Here’s my advice: look at it not as three separate tasks, but as a single task that can be accomplished by paying close attention to the buyer’s journey. Allow me to explain.
The modern B2B sales cycle has changed. It’s no longer a funnel, but a fluid, cyclic process with branching and overlapping paths that represent the buyers’ tendencies to conduct their own research to the point of purchase, then constantly re-evaluate those choices over time. Buyers are no longer telling companies exactly what they need to complete this research process, but they do expect companies to anticipate their needs and have the exact, personalized content they’re looking for, when they need it. Sounds like a realistic set of expectations, right…?
For B2B marketers, this means we need to be more agile with our content creation in order to support every stage of the buyer’s journey. With buyers not even approaching sales until they’re a majority of the way through the sales process, marketing needs to cover a lot of ground with their content creation. This is where a stage-based marketing approach really comes in handy. By developing a mixture of top, middle, and bottom-of-the-funnel content, you’re giving your buyers the ability to move themselves through the buying cycle — no sales attention required.
(To get more advanced with this, distribute your content across a variety of channels that you know your audience is active on. Pardot’s 2/26 webinar, featuring Ardath Albee, acclaimed B2B marketing strategist and author of Digital Relevance, will dive into this in more detail).
Not only does content help create demand for your product, it also does a number of things for your sales team. First, it generates leads. With a marketing automation tool in place, content can be gated behind forms and landing pages and used to collect data from prospective customers. This, coupled with the insight into their interests and pain points (based on their browsing history and content downloads), gives sales reps a great jumping off point for sales conversations.

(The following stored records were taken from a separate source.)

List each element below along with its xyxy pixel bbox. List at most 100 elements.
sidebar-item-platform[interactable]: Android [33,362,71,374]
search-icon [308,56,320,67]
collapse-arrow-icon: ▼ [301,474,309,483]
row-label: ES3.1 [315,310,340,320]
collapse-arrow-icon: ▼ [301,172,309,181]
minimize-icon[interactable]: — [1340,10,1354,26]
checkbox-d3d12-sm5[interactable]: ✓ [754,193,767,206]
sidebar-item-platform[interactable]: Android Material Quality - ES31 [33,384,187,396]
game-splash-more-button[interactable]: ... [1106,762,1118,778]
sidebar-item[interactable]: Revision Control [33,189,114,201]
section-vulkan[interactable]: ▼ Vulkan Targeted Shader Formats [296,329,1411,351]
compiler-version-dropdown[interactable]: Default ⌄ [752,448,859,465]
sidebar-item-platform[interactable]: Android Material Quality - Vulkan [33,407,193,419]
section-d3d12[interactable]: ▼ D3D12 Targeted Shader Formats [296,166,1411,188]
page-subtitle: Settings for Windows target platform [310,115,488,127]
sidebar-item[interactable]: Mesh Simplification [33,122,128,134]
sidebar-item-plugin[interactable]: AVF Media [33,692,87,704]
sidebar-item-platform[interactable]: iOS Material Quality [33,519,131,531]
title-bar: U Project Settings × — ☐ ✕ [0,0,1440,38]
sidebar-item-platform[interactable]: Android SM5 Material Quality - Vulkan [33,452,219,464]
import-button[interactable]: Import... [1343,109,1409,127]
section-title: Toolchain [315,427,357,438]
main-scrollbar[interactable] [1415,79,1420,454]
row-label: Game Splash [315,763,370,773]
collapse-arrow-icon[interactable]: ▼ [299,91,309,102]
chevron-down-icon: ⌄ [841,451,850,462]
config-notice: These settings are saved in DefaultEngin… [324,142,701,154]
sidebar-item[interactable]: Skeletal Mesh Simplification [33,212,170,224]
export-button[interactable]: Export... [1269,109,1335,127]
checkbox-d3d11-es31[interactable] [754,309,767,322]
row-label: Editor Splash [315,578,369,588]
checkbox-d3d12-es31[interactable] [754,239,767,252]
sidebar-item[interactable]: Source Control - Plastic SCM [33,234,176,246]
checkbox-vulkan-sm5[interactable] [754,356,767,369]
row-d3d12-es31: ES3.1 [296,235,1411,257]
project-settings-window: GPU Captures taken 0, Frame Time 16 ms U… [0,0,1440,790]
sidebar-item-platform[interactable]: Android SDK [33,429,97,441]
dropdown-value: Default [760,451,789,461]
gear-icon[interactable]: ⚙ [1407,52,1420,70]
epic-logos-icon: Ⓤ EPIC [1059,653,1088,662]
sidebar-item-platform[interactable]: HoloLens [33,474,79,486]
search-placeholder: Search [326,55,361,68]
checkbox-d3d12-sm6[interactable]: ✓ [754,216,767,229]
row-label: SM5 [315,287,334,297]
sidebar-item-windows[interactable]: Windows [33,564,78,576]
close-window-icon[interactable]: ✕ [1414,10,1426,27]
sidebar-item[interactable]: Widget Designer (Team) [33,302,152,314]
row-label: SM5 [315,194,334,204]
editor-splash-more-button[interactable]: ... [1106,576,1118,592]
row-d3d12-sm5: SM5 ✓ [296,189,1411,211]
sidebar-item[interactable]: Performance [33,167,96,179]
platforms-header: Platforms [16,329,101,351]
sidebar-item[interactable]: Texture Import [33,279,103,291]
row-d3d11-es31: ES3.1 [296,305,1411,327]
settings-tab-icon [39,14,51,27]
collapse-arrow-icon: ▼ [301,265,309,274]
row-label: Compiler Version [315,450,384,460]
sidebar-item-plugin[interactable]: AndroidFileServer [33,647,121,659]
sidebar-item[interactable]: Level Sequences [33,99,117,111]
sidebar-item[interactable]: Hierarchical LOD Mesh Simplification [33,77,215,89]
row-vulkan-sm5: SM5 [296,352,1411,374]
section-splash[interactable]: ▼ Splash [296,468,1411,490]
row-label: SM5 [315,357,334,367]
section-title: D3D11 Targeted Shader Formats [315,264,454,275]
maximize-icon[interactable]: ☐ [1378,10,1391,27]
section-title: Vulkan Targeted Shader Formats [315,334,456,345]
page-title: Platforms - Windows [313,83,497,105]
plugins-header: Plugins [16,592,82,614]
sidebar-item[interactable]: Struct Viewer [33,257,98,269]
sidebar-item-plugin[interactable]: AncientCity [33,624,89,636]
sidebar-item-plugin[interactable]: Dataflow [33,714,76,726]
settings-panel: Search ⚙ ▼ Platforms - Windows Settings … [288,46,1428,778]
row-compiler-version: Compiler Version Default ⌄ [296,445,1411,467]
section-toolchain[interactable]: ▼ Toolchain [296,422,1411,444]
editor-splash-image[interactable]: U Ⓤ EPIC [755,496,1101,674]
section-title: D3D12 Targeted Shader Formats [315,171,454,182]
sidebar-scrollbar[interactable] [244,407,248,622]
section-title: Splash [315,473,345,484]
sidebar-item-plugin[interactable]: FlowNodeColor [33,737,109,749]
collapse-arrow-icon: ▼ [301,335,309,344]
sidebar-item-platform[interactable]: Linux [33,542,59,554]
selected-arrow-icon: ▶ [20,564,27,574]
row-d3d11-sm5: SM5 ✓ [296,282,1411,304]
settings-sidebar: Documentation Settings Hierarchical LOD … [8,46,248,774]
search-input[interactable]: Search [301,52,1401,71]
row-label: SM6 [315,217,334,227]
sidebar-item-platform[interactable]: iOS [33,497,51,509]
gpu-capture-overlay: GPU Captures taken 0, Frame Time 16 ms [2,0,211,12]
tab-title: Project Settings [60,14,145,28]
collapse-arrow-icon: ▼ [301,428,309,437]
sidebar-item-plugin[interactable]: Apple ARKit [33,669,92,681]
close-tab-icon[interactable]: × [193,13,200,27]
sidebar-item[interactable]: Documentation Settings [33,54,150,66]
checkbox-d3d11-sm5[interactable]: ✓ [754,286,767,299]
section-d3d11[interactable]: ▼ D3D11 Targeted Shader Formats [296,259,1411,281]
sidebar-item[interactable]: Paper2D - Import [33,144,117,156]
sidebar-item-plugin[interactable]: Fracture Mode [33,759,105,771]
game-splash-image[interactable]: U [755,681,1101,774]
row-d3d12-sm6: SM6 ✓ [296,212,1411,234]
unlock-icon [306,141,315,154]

Second, content helps educate the buyers who aren’t quite ready to speak to a sales rep. This takes the burden of constant follow-ups off of the sales team, but also ensures that when a buyer is ready to speak to sales, they’re already educated. That way, sales reps can pick up right where the buyer’s research left off, without having to waste time building the relationship from scratch.
Combined, catered content and intelligent sales conversations can create a buying experience that feels highly personal to each buyer. Not only are buyers finding answers to their questions via your brand’s content, but they’re also receiving targeted sales communications based on the data that you’ve gathered about their interests and motivations.
As a marketer, you can take this personalization on step further by using data to better inform the web experience and your marketing communications. Dynamic content, a popular feature of marketing automation, allows you to display targeted website content based on a user’s location, job title, industry, and more. Similarly, this data can be used to segment your email database into smaller, more targeted groups, allowing you to send the most relevant, personalized messaging possible.
Through close attention to the buyer journey, you can ensure that you’re creating continual demand for your product and enabling your sales team, while still creating a unique buying experience in the process.